The fall in imports was led by intermediate goods which fell 10 percent to 972.5 million US dollars while consumer goods fell 11 percent to 268.5 million US dollars.
The central bank said spending on non-food consumer goods fell by 15 percent and car imports fell 31.1 percent.
Investment goods rose 11.4 percent to 331.9 million US dollars with machinery rising 9.6 percent to 164.5 million US dollars and building material rising 23.3 percent to 93.7 million US dollars.
The trade gap grew only 2.1 percent to 865.0 million US dollars.
Exports of labour brought in 507 million US dollars as remittances up 22.4 percent.

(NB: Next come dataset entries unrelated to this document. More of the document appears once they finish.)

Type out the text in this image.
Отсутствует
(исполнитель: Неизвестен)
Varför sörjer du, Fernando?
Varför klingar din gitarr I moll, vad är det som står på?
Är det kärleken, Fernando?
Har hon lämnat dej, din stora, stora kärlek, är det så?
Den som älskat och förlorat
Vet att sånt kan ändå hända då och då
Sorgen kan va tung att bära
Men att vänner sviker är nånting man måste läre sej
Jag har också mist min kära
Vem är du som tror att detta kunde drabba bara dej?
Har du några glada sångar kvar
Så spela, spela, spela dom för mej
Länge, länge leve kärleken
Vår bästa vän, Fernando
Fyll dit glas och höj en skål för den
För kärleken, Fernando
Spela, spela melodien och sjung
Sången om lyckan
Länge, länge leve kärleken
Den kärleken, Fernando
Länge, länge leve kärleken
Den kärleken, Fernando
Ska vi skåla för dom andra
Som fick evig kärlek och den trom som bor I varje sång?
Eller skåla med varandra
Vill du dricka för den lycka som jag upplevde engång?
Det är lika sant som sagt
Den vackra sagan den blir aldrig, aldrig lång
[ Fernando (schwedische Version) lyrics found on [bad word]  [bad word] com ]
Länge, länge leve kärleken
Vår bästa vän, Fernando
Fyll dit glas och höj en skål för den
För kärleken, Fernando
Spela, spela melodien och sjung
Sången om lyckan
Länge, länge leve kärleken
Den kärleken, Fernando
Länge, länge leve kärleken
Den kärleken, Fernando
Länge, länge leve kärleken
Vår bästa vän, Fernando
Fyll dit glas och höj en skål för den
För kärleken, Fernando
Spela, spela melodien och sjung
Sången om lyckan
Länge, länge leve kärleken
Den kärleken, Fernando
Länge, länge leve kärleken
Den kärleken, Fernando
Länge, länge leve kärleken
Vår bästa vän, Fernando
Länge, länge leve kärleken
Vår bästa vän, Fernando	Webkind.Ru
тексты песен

Exports of listed stocks brought 4.7 million US dollars as portfolio investments, tourism services had brought 57.3 million US dollars and exports of state debt had brought in 128.2 million US dollars increasing the spending power of the domestic economy to purchase imports.In the five months to May exports were down 5.4 percent to 4,023.9 million US dollars, with agricultural exports down 11.8 percent to 893.7 million US dollars and tea down 10.8 percent to 537 million.
Imports were up 7.8 percent to 8,208.1 million US dollars with consumer goods falling 6.6 percent to 1,383.5 million US dollars.
Intermediate goods were up 4.1 percent to 4,821 million US dollars with petroleum up 20.3 percent to 2,168. Investment goods rose 34.2 percent to 1,989 million US dollars with building materials up 35.7 percent to 511.9 million US dollars.
The trade gap expanded 24.7 percent to 4,184 million US dollars by May.
Portfolio investments were 379.2 million US dollars, commercial bank foreign borrowings were 927.5 million US dollars, tourist earnings 397.1 million US dollars and inflows to the government 1,746.1 million US dollars.